O executivo castelhano ter-se-á inspirado, ou não, vá lá saber-se, no livro “El hombre que compró un automóbil” do escritor, humorista e critico galego, Wenceslao Fernández Florez (1885/1964). Um diálogo extraído do livro:
“ A tua decisão de comprar um automóvel parece-me plausível – disse Garcés – e honra-te muito que a tenhas tomado. Os automóveis são as pernas dos homens modernos. Se não tens um automóvel não és nada. Não te envergonha ser um pobre peão?
- Sim; às vezes envergonha-me – balbuciei.
- Naturalmente. A Humanidade considerou sempre como um estigma o ter que andar a pé, e desde os tempos mais remotos procura redimir-se disso, ora montando a cavalo, ora movendo as alavancas de um avião, ora afrontando o ridículo em cima de uma bicicleta. Se andas a pé és um pária. Falta-te, desde logo, algo para seres um homem do teu tempo. Completa-te com um automóvel”.
Em nome da defesa de milhares de postos de trabalho assegurados pela indústria automóvel, como por outras, torna-se cada vez mais necessária a mão interventiva e fiscalizadora dos estados por muito que isso possa parecer, aos neo-liberais de lucros sempre garantidos, uma via socializante, uma afronta ao capitalismo. Mas haverá, certamente, outras formas de o fazer que não a de se andar por aí a dar dinheiro às pessoas para comprarem automóveis novos, em mais um apelo ao consumo desenfreado, que já levou as famílias a estarem como estão, com a corda na garganta! E é certo e sabido que a carne é fraca e a tentação grande.

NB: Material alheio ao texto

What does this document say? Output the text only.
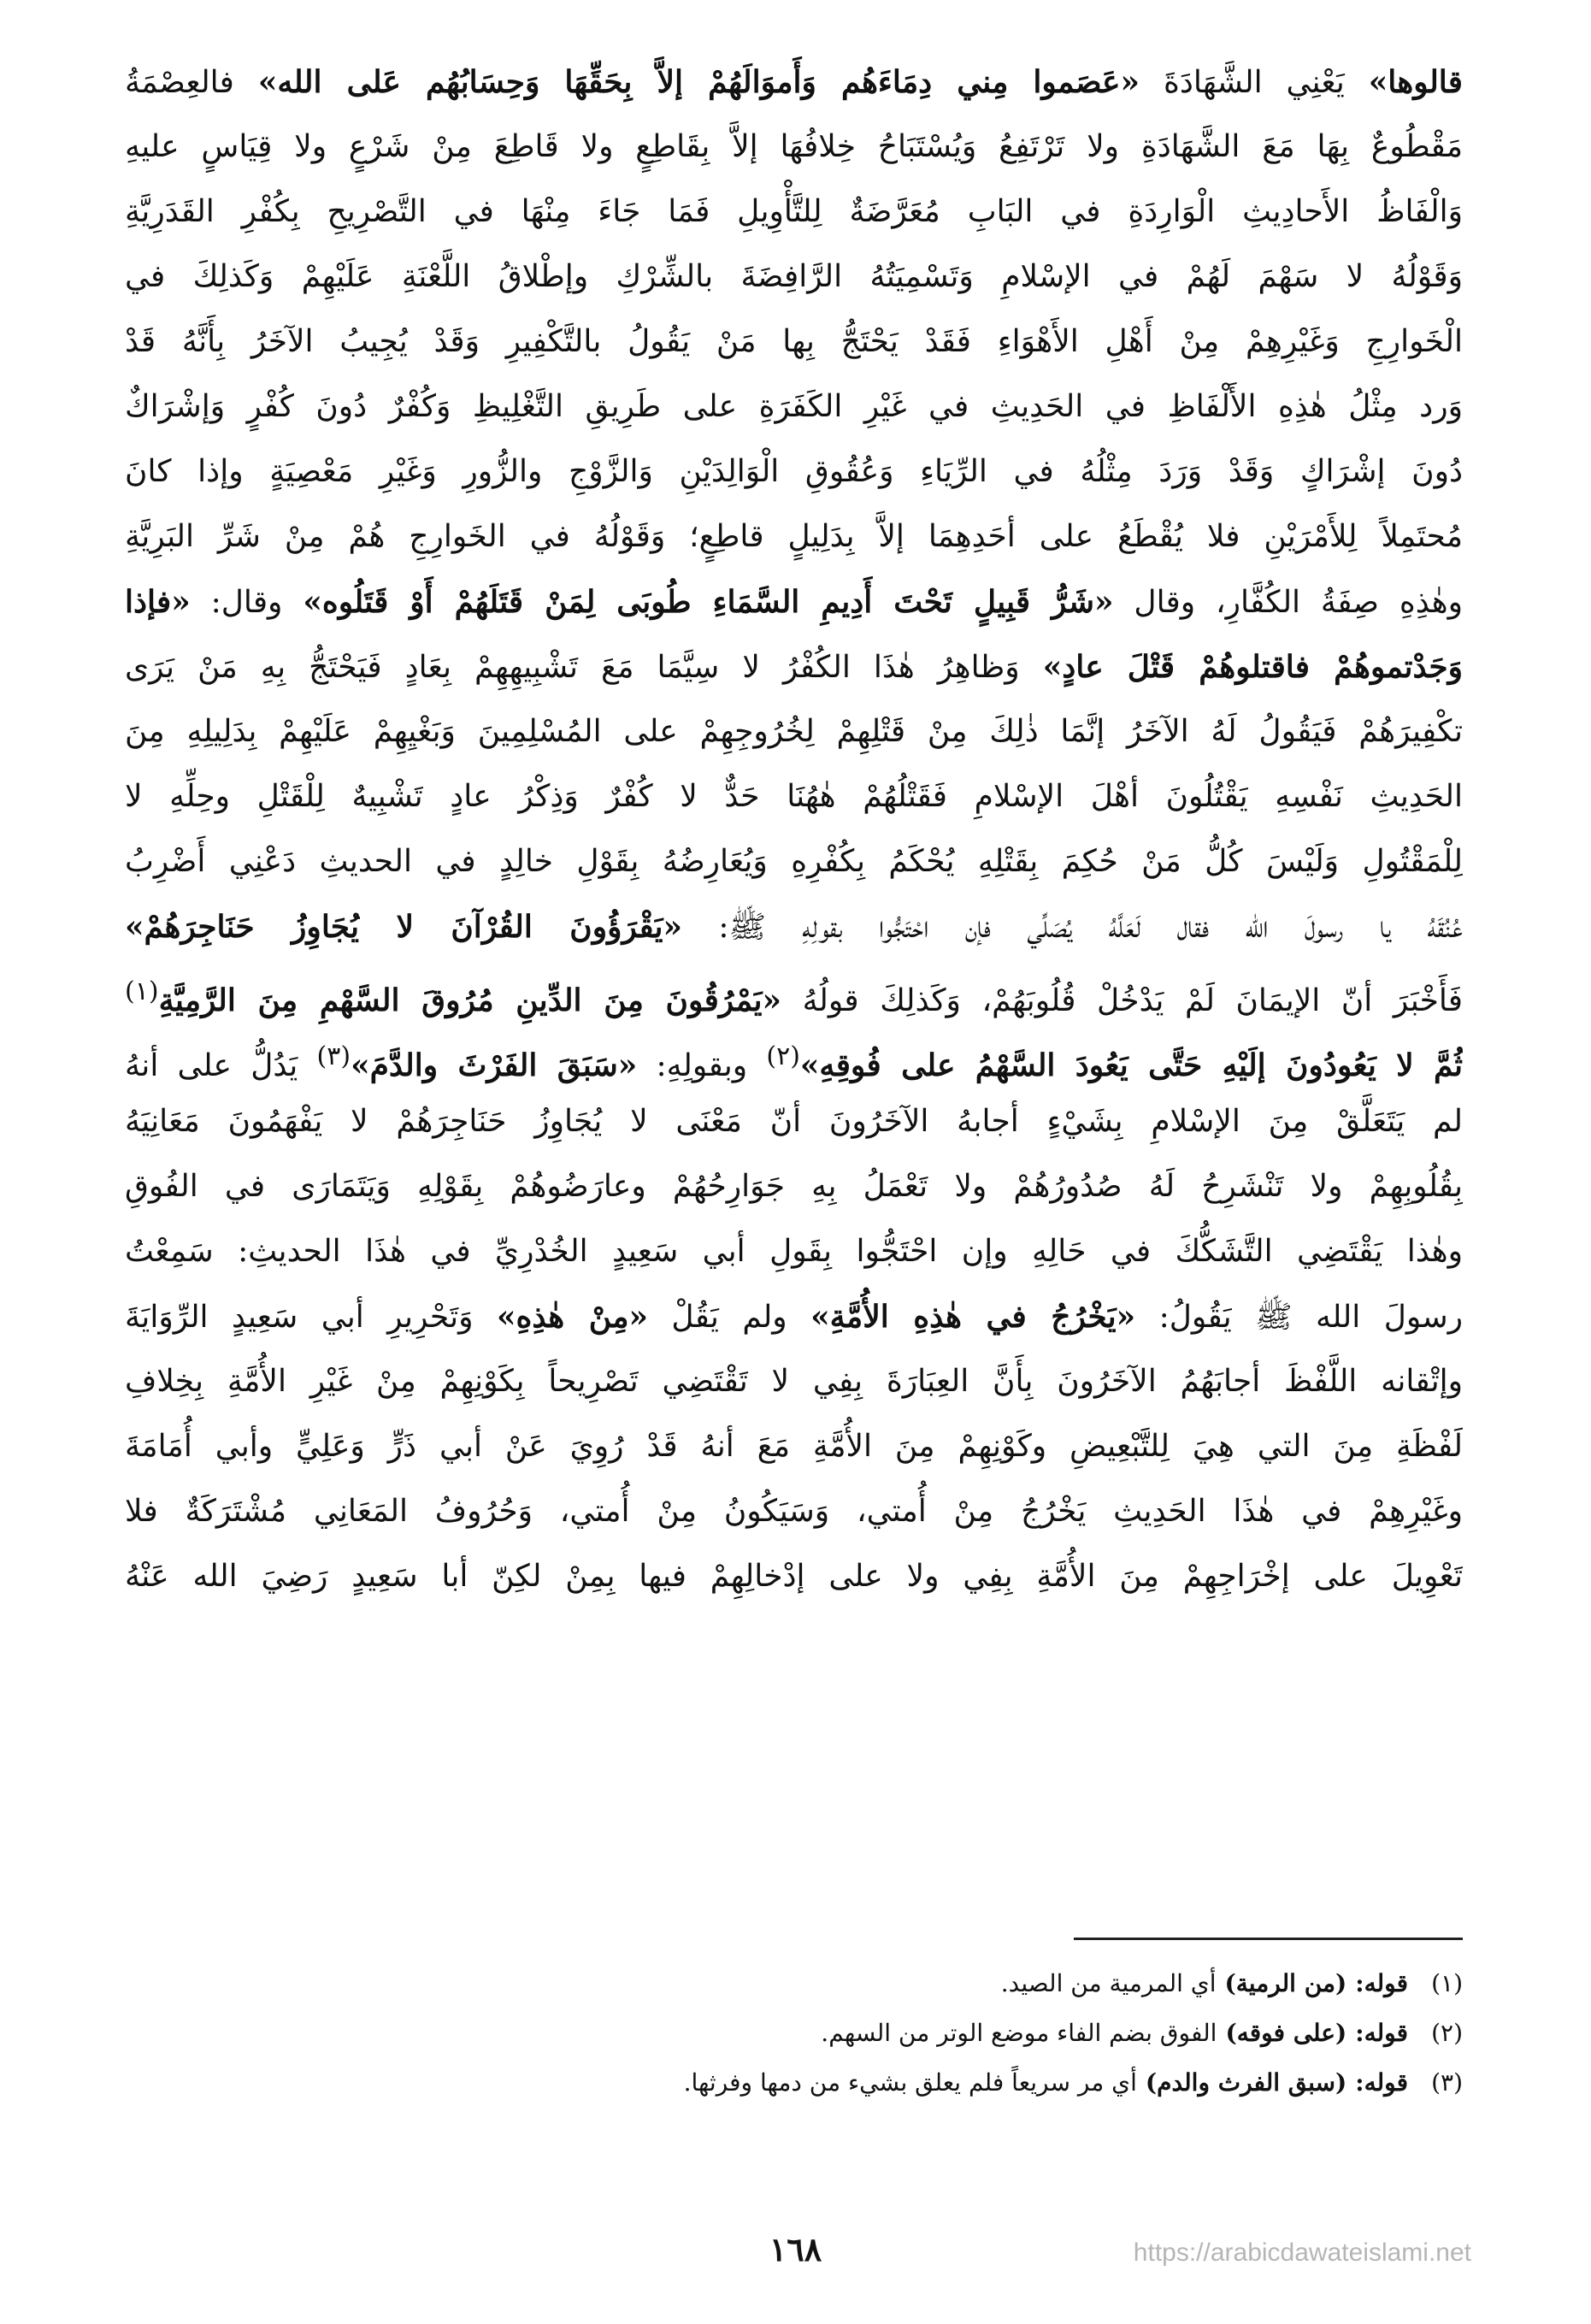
قالوها» يَعْنِي الشَّهَادَةَ «عَصَموا مِني دِمَاءَهُم وَأَموَالَهُمْ إلاَّ بِحَقِّهَا وَحِسَابُهُم عَلى الله» فالعِصْمَةُ
مَقْطُوعٌ بِهَا مَعَ الشَّهَادَةِ ولا تَرْتَفِعُ وَيُسْتَبَاحُ خِلافُهَا إلاَّ بِقَاطِعٍ ولا قَاطِعَ مِنْ شَرْعٍ ولا قِيَاسٍ عليهِ
وَالْفَاظُ الأَحادِيثِ الْوَارِدَةِ في البَابِ مُعَرَّضَةٌ لِلتَّأْوِيلِ فَمَا جَاءَ مِنْهَا في التَّصْرِيحِ بِكُفْرِ القَدَرِيَّةِ
وَقَوْلُهُ لا سَهْمَ لَهُمْ في الإسْلامِ وَتَسْمِيَتُهُ الرَّافِضَةَ بالشِّرْكِ وإطْلاقُ اللَّعْنَةِ عَلَيْهِمْ وَكَذلِكَ في
الْخَوارِجِ وَغَيْرِهِمْ مِنْ أَهْلِ الأَهْوَاءِ فَقَدْ يَحْتَجُّ بِها مَنْ يَقُولُ بالتَّكْفِيرِ وَقَدْ يُجِيبُ الآخَرُ بِأَنَّهُ قَدْ
وَرد مِثْلُ هٰذِهِ الأَلْفَاظِ في الحَدِيثِ في غَيْرِ الكَفَرَةِ على طَرِيقِ التَّغْلِيظِ وَكُفْرٌ دُونَ كُفْرٍ وَإشْرَاكٌ
دُونَ إشْرَاكٍ وَقَدْ وَرَدَ مِثْلُهُ في الرِّيَاءِ وَعُقُوقِ الْوَالِدَيْنِ وَالزَّوْجِ والزُّورِ وَغَيْرِ مَعْصِيَةٍ وإذا كانَ
مُحتَمِلاً لِلأَمْرَيْنِ فلا يُقْطَعُ على أحَدِهِمَا إلاَّ بِدَلِيلٍ قاطِعٍ؛ وَقَوْلُهُ في الخَوارِجِ هُمْ مِنْ شَرِّ البَرِيَّةِ
وهٰذِهِ صِفَةُ الكُفَّارِ، وقال «شَرُّ قَبِيلٍ تَحْتَ أَدِيمِ السَّمَاءِ طُوبَى لِمَنْ قَتَلَهُمْ أَوْ قَتَلُوه» وقال: «فإذا
وَجَدْتموهُمْ فاقتلوهُمْ قَتْلَ عادٍ» وَظاهِرُ هٰذَا الكُفْرُ لا سِيَّمَا مَعَ تَشْبِيهِهِمْ بِعَادٍ فَيَحْتَجُّ بِهِ مَنْ يَرَى
تكْفِيرَهُمْ فَيَقُولُ لَهُ الآخَرُ إنَّمَا ذٰلِكَ مِنْ قَتْلِهِمْ لِخُرُوجِهِمْ على المُسْلِمِينَ وَبَغْيِهِمْ عَلَيْهِمْ بِدَلِيلِهِ مِنَ
الحَدِيثِ نَفْسِهِ يَقْتُلُونَ أهْلَ الإسْلامِ فَقَتْلُهُمْ هٰهُنَا حَدٌّ لا كُفْرٌ وَذِكْرُ عادٍ تَشْبِيهٌ لِلْقَتْلِ وحِلِّهِ لا
لِلْمَقْتُولِ وَلَيْسَ كُلُّ مَنْ حُكِمَ بِقَتْلِهِ يُحْكَمُ بِكُفْرِهِ وَيُعَارِضُهُ بِقَوْلِ خالِدٍ في الحديثِ دَعْنِي أَضْرِبُ
عُنُقَهُ يا رسولَ الله فقال لَعَلَّهُ يُصَلِّي فإن احْتَجُّوا بقولِهِ ﷺ: «يَقْرَؤُونَ القُرْآنَ لا يُجَاوِزُ حَنَاجِرَهُمْ»
فَأَخْبَرَ أنّ الإيمَانَ لَمْ يَدْخُلْ قُلُوبَهُمْ، وَكَذلِكَ قولُهُ «يَمْرُقُونَ مِنَ الدِّينِ مُرُوقَ السَّهْمِ مِنَ الرَّمِيَّةِ$^{(١)}$
ثُمَّ لا يَعُودُونَ إلَيْهِ حَتَّى يَعُودَ السَّهْمُ على فُوقِهِ»$^{(٢)}$ وبقولِهِ: «سَبَقَ الفَرْثَ والدَّمَ»$^{(٣)}$ يَدُلُّ على أنهُ
لم يَتَعَلَّقْ مِنَ الإسْلامِ بِشَيْءٍ أجابهُ الآخَرُونَ أنّ مَعْنَى لا يُجَاوِزُ حَنَاجِرَهُمْ لا يَفْهَمُونَ مَعَانِيَهُ
بِقُلُوبِهِمْ ولا تَنْشَرِحُ لَهُ صُدُورُهُمْ ولا تَعْمَلُ بِهِ جَوَارِحُهُمْ وعارَضُوهُمْ بِقَوْلِهِ وَيَتَمَارَى في الفُوقِ
وهٰذا يَقْتَضِي التَّشَكُّكَ في حَالِهِ وإن احْتَجُّوا بِقَولِ أبي سَعِيدٍ الخُدْرِيِّ في هٰذَا الحديثِ: سَمِعْتُ
رسولَ الله ﷺ يَقُولُ: «يَخْرُجُ في هٰذِهِ الأُمَّةِ» ولم يَقُلْ «مِنْ هٰذِهِ» وَتَحْرِيرِ أبي سَعِيدٍ الرِّوَايَةَ
وإتْقانه اللَّفْظَ أجابَهُمُ الآخَرُونَ بِأَنَّ العِبَارَةَ بِفِي لا تَقْتَضِي تَصْرِيحاً بِكَوْنِهِمْ مِنْ غَيْرِ الأُمَّةِ بِخِلافِ
لَفْظَةِ مِنَ التي هِيَ لِلتَّبْعِيضِ وكَوْنِهِمْ مِنَ الأُمَّةِ مَعَ أنهُ قَدْ رُوِيَ عَنْ أبي ذَرٍّ وَعَلِيٍّ وأبي أُمَامَةَ
وغَيْرِهِمْ في هٰذَا الحَدِيثِ يَخْرُجُ مِنْ أُمتي، وَسَيَكُونُ مِنْ أُمتي، وَحُرُوفُ المَعَانِي مُشْتَرَكَةٌ فلا
تَعْوِيلَ على إخْرَاجِهِمْ مِنَ الأُمَّةِ بِفِي ولا على إدْخالِهِمْ فيها بِمِنْ لكِنّ أبا سَعِيدٍ رَضِيَ الله عَنْهُ
(١)
قوله:
(من الرمية)
أي المرمية من الصيد.
(٢)
قوله:
(على فوقه)
الفوق بضم الفاء موضع الوتر من السهم.
(٣)
قوله:
(سبق الفرث والدم)
أي مر سريعاً فلم يعلق بشيء من دمها وفرثها.
١٦٨	https://arabicdawateislami.net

Que dirá um qualquer dos milhões de cidadãos do mundo que não tem a que deitar a mão para comer, tecto para se abrigar, cavalo para montar, avião para viajar, bicicleta para pedalar, e muito menos um automóvel na malga da sopa dos pobres, quando a há e lhe pode chegar, só lhe restando pés para andar?
No mundo inumano que se anda a construir à mesa farta de uns quantos, a Zapatero, Berlusconi, Sarkozy, e outros, não haverá Wenceslao Fernández Florez que lhes valha!
Ainda nos vai restando algum alento para, apesar de tudo, olharmos com ironia e até com algum humor para o que nos rodeia.


Não tenho na minha biblioteca o livro de Florez. Dei com ele ao passar pelo blog A Cova do Raposo, cujo autor contactei e : "por suposto, podes reproducir o que queiras".